Welcome to Buster's Blog

Irregular commentary on whatever's on my mind -- politics, sports, current events, and life in general. After twenty years of writing business and community newsletters, fifteen years of fantasy baseball newsletters, and two years of email "columns", this is, I suppose, the inevitable result: the awful conceit that someone might actually care to read what I have to say. Posts may be added often, rarely, or never again. As always, my mood and motivation are unpredictable.

Buster Gammons















Tuesday, August 16, 2016

The Un-Blackening


I was so disappointed to learn today that Comedy Central is cancelling The Nightly Show with Larry Wilmore.  His final show will be this Thursday.

The network's spokesperson said the program was not "resonating" with viewers.  Resonating?  Maybe it was resonating too much blackness.

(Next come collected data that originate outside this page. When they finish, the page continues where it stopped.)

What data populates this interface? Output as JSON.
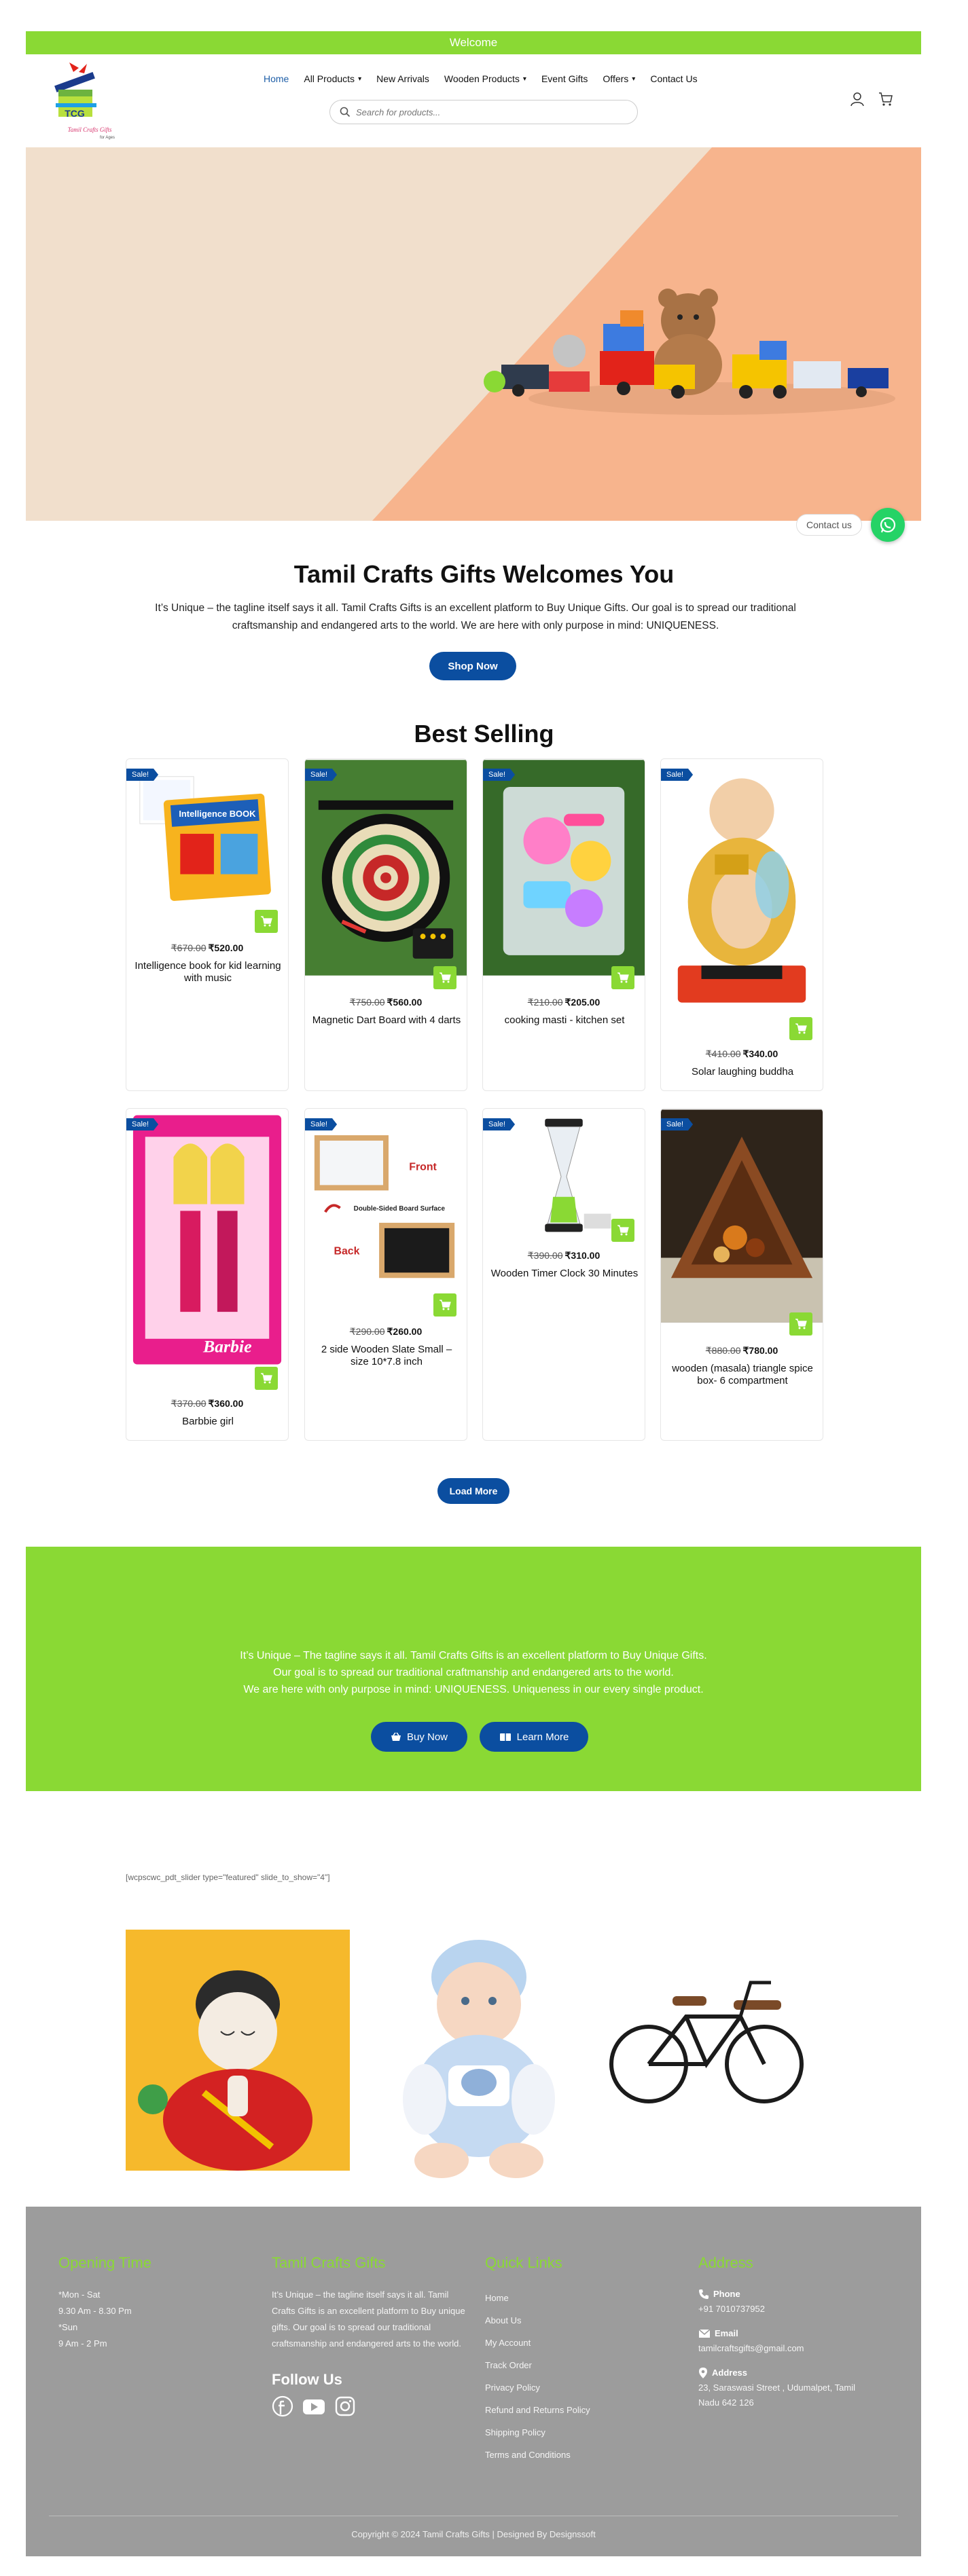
{
  "topbar": {
    "text": "Welcome"
  },
  "brand": {
    "logo_letters": "TCG",
    "logo_tagline": "Tamil Crafts Gifts",
    "logo_sub": "for Ages"
  },
  "nav": {
    "items": [
      {
        "label": "Home",
        "active": true,
        "dropdown": false
      },
      {
        "label": "All Products",
        "dropdown": true
      },
      {
        "label": "New Arrivals",
        "dropdown": false
      },
      {
        "label": "Wooden Products",
        "dropdown": true
      },
      {
        "label": "Event Gifts",
        "dropdown": false
      },
      {
        "label": "Offers",
        "dropdown": true
      },
      {
        "label": "Contact Us",
        "dropdown": false
      }
    ]
  },
  "search": {
    "placeholder": "Search for products..."
  },
  "contact": {
    "label": "Contact us"
  },
  "welcome": {
    "title": "Tamil Crafts Gifts Welcomes You",
    "text": "It’s Unique – the tagline itself says it all. Tamil Crafts Gifts is an excellent platform to Buy Unique Gifts. Our goal is to spread our traditional craftsmanship and endangered arts to the world. We are here with only purpose in mind: UNIQUENESS.",
    "button": "Shop Now"
  },
  "best_selling": {
    "title": "Best Selling",
    "sale_label": "Sale!",
    "products": [
      {
        "name": "Intelligence book for kid learning with music",
        "old_price": "₹670.00",
        "price": "₹520.00",
        "image": "book"
      },
      {
        "name": "Magnetic Dart Board with 4 darts",
        "old_price": "₹750.00",
        "price": "₹560.00",
        "image": "dart"
      },
      {
        "name": "cooking masti - kitchen set",
        "old_price": "₹210.00",
        "price": "₹205.00",
        "image": "kitchen"
      },
      {
        "name": "Solar laughing buddha",
        "old_price": "₹410.00",
        "price": "₹340.00",
        "image": "buddha"
      },
      {
        "name": "Barbbie girl",
        "old_price": "₹370.00",
        "price": "₹360.00",
        "image": "barbie"
      },
      {
        "name": "2 side Wooden Slate Small – size 10*7.8 inch",
        "old_price": "₹290.00",
        "price": "₹260.00",
        "image": "slate"
      },
      {
        "name": "Wooden Timer Clock 30 Minutes",
        "old_price": "₹390.00",
        "price": "₹310.00",
        "image": "timer"
      },
      {
        "name": "wooden (masala) triangle spice box- 6 compartment",
        "old_price": "₹880.00",
        "price": "₹780.00",
        "image": "spice"
      }
    ],
    "slate_labels": {
      "front": "Front",
      "middle": "Double-Sided Board Surface",
      "back": "Back"
    },
    "book_label": "Intelligence BOOK",
    "barbie_label": "Barbie",
    "load_more": "Load More"
  },
  "banner": {
    "line1": "It’s Unique – The tagline says it all. Tamil Crafts Gifts is  an excellent platform to Buy Unique Gifts.",
    "line2": "Our goal is to spread our traditional craftmanship and endangered arts to the world.",
    "line3": "We are here with only purpose in mind: UNIQUENESS. Uniqueness in our every single product.",
    "buy_now": "Buy Now",
    "learn_more": "Learn More"
  },
  "shortcode": "[wcpscwc_pdt_slider type=\"featured\" slide_to_show=\"4\"]",
  "featured": [
    "buddha-idol",
    "baby-doll",
    "bicycle-model"
  ],
  "footer": {
    "opening": {
      "title": "Opening Time",
      "lines": [
        "*Mon - Sat",
        "9.30 Am - 8.30 Pm",
        "*Sun",
        " 9 Am - 2 Pm"
      ]
    },
    "about": {
      "title": "Tamil Crafts Gifts",
      "text": "It’s Unique – the tagline itself says it all. Tamil Crafts Gifts is an excellent platform to Buy unique gifts. Our goal is to spread our traditional craftsmanship and endangered arts to the world.",
      "follow": "Follow Us"
    },
    "quick": {
      "title": "Quick Links",
      "links": [
        "Home",
        "About Us",
        "My Account",
        "Track Order",
        "Privacy Policy",
        "Refund and Returns Policy",
        "Shipping Policy",
        "Terms and Conditions"
      ]
    },
    "address": {
      "title": "Address",
      "phone_label": "Phone",
      "phone": "+91 7010737952",
      "email_label": "Email",
      "email": "tamilcraftsgifts@gmail.com",
      "address_label": "Address",
      "address": "23, Saraswasi Street , Udumalpet, Tamil Nadu 642 126"
    },
    "copyright": "Copyright © 2024 Tamil Crafts Gifts | Designed By Designssoft"
  },
  "colors": {
    "brand_green": "#8ad934",
    "brand_blue": "#0b4ea0",
    "hero_peach": "#f7b48d",
    "hero_cream": "#f1dfcc",
    "footer_grey": "#9c9c9c"
  }
}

In the past year or so, Comedy Central lost their two mainstays, Jon Stewart and Stephen Colbert.  These two ground-breakers reinvented late-night TV with The Daily Show and The Colbert Report.  Their shows were topical, news-based combinations of political satire and media critique.  And they were hilarious.  Replacing both of them more or less simultaneously was a tall order, sort of like replacing Vince Lombardi and John Wooden at the same time.  Following the legend is tough duty.

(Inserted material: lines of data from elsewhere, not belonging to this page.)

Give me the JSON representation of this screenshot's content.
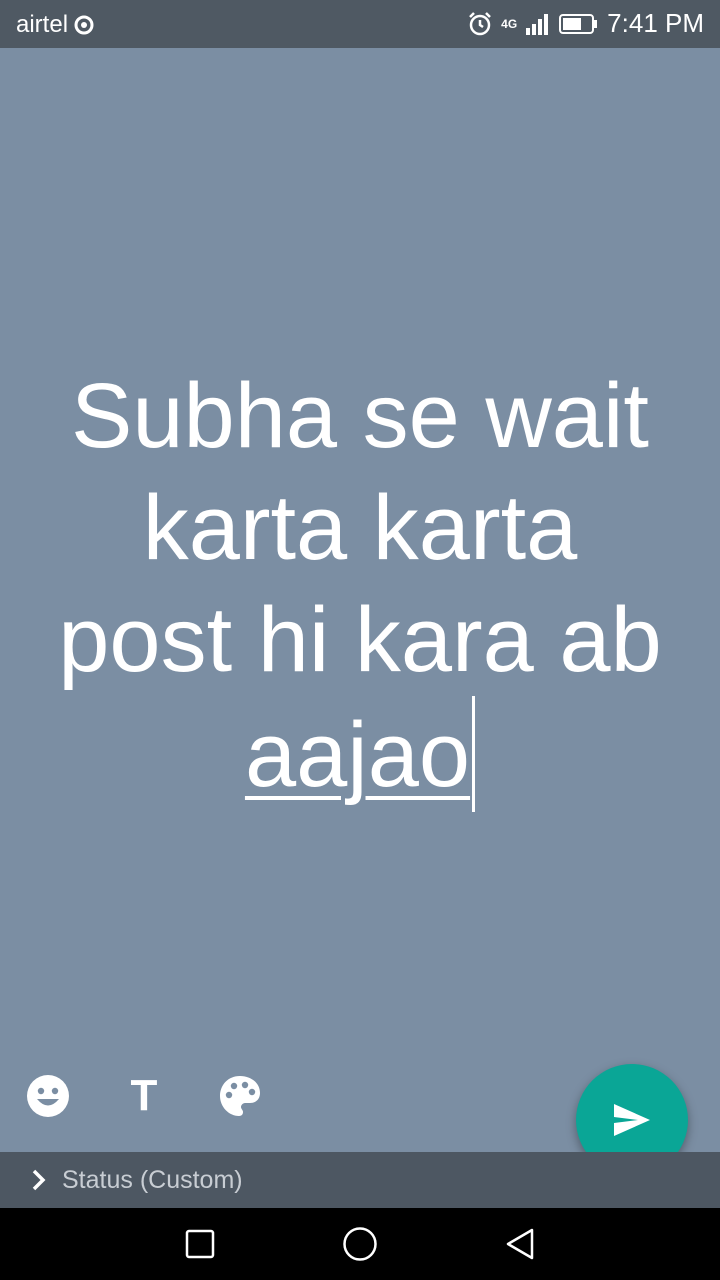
{
  "status_bar": {
    "carrier": "airtel",
    "network": "4G",
    "time": "7:41 PM"
  },
  "composer": {
    "line1": "Subha se wait",
    "line2": "karta karta",
    "line3": "post hi kara ab",
    "line4": "aajao",
    "background_color": "#7b8ea3"
  },
  "toolbar": {
    "emoji_icon": "emoji-icon",
    "text_icon": "T",
    "palette_icon": "palette-icon"
  },
  "send_button": {
    "icon": "send-icon",
    "color": "#0aa696"
  },
  "caption_bar": {
    "label": "Status (Custom)"
  },
  "nav_bar": {
    "buttons": [
      "recents-icon",
      "home-icon",
      "back-icon"
    ]
  }
}
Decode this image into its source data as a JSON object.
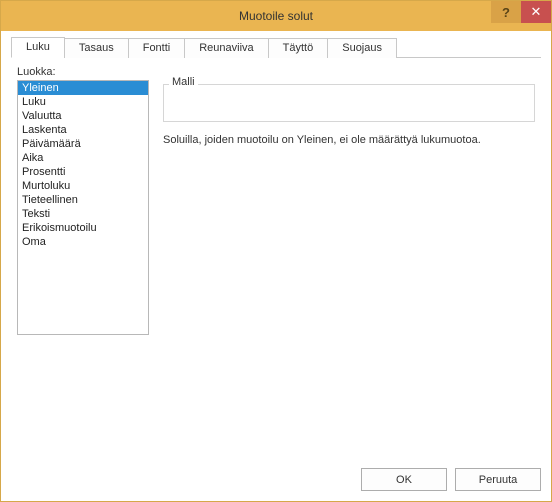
{
  "titlebar": {
    "title": "Muotoile solut",
    "help": "?",
    "close": "✕"
  },
  "tabs": {
    "items": [
      {
        "label": "Luku"
      },
      {
        "label": "Tasaus"
      },
      {
        "label": "Fontti"
      },
      {
        "label": "Reunaviiva"
      },
      {
        "label": "Täyttö"
      },
      {
        "label": "Suojaus"
      }
    ],
    "active_index": 0
  },
  "category": {
    "label": "Luokka:",
    "items": [
      "Yleinen",
      "Luku",
      "Valuutta",
      "Laskenta",
      "Päivämäärä",
      "Aika",
      "Prosentti",
      "Murtoluku",
      "Tieteellinen",
      "Teksti",
      "Erikoismuotoilu",
      "Oma"
    ],
    "selected_index": 0
  },
  "sample": {
    "label": "Malli"
  },
  "description": "Soluilla, joiden muotoilu on Yleinen, ei ole määrättyä lukumuotoa.",
  "buttons": {
    "ok": "OK",
    "cancel": "Peruuta"
  }
}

Relative newbie Trevor Noah took over The Daily Show, and the Colbert slot was renamed The Nightly Show and given to Wilmore, veteran comic and the "Senior Black Correspondent" on Stewart's Daily Show. 

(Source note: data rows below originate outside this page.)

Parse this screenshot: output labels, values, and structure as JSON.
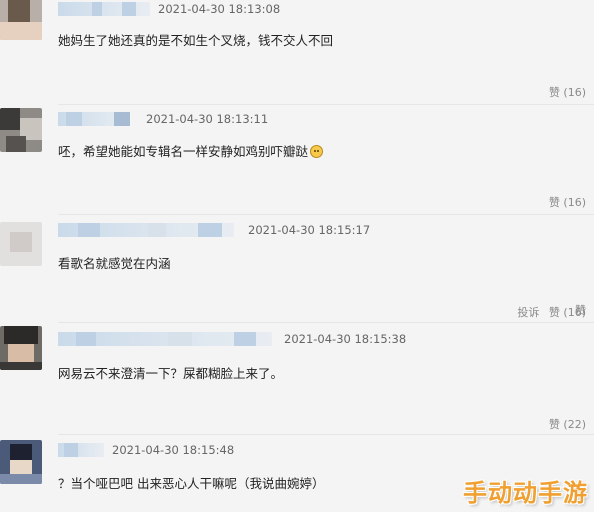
{
  "comments": [
    {
      "time": "2021-04-30 18:13:08",
      "content": "她妈生了她还真的是不如生个叉烧，钱不交人不回",
      "like_label": "赞",
      "like_count": "(16)"
    },
    {
      "time": "2021-04-30 18:13:11",
      "content": "呸，希望她能如专辑名一样安静如鸡别吓瓣跶",
      "like_label": "赞",
      "like_count": "(16)"
    },
    {
      "time": "2021-04-30 18:15:17",
      "content": "看歌名就感觉在内涵",
      "like_label": "赞",
      "like_count": ""
    },
    {
      "time": "2021-04-30 18:15:38",
      "content": "网易云不来澄清一下？屎都糊脸上来了。",
      "report_label": "投诉",
      "like_label": "赞",
      "like_count": "(16)"
    },
    {
      "time": "2021-04-30 18:15:48",
      "content": "？当个哑巴吧 出来恶心人干嘛呢（我说曲婉婷）",
      "like_label": "赞",
      "like_count": "(22)"
    }
  ],
  "icons": [
    "emoji-icon"
  ],
  "watermark": "手动动手游",
  "colors": {
    "background": "#f4f4f4",
    "username_blur": "#c6d8ea",
    "meta_text": "#666666",
    "watermark": "#f0a030"
  }
}
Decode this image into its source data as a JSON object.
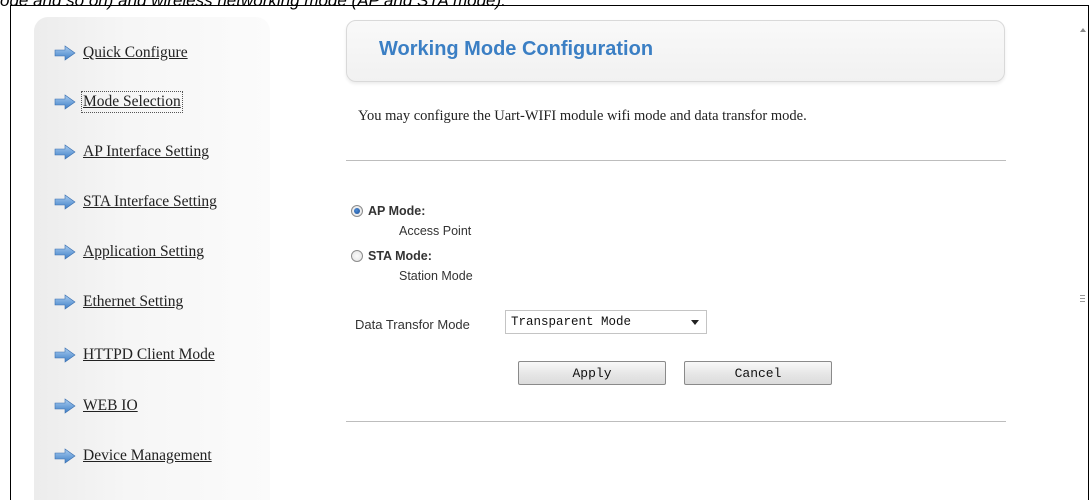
{
  "caption": "ode and so on) and wireless networking mode (AP and STA mode).",
  "sidebar": {
    "items": [
      {
        "label": "Quick Configure",
        "icon": "arrow-right-icon"
      },
      {
        "label": "Mode Selection",
        "icon": "arrow-right-icon",
        "selected": true
      },
      {
        "label": "AP Interface Setting",
        "icon": "arrow-right-icon"
      },
      {
        "label": "STA Interface Setting",
        "icon": "arrow-right-icon"
      },
      {
        "label": "Application Setting",
        "icon": "arrow-right-icon"
      },
      {
        "label": "Ethernet Setting",
        "icon": "arrow-right-icon"
      },
      {
        "label": "HTTPD Client Mode",
        "icon": "arrow-right-icon"
      },
      {
        "label": "WEB IO",
        "icon": "arrow-right-icon"
      },
      {
        "label": "Device Management",
        "icon": "arrow-right-icon"
      }
    ]
  },
  "main": {
    "title": "Working Mode Configuration",
    "description": "You may configure the Uart-WIFI module wifi mode and data transfor mode.",
    "wifi_mode": {
      "selected": "ap",
      "options": [
        {
          "key": "ap",
          "label": "AP Mode:",
          "sublabel": "Access Point"
        },
        {
          "key": "sta",
          "label": "STA Mode:",
          "sublabel": "Station Mode"
        }
      ]
    },
    "data_transfer": {
      "label": "Data Transfor Mode",
      "value": "Transparent Mode"
    },
    "buttons": {
      "apply": "Apply",
      "cancel": "Cancel"
    }
  },
  "colors": {
    "title": "#3b7fc4",
    "nav_arrow": "#5b9bd5",
    "radio_checked": "#2a64b0"
  }
}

Both Noah and Wilmore are good, but I thought Wilmore's Nightly Show was the better of the two.  He found his voice and his approach immediately -- an opening monologue on current events, a skit from his mostly black and Hispanic ensemble of comics, a table discussion including the guest celebrity, and the Keep It One-Hundred closing.

His instant classics were his ongoing bits on "The Un-Blackening" and "Black-lash 2016", about the end of the Obama era and all the ensuing weird racism in the current political season.  His Trump impersonator Bob DiBuono was the absolute best.  And Larry himself was talented enough to be tapped as the MC of this year's White House Correspondents Dinner, where he praised President Obama by saying, "You did it, my nigga!"

Bottom line, Larry Wilmore was probably a bit too race-focused for the corporate Caucasians at Comedy Central.  But I thought, given all that has gone on recently, his focus was spot-on, not to mention really funny.  They won't find better.

Comedy Central is doing their own un-blackening, and it's a big mistake.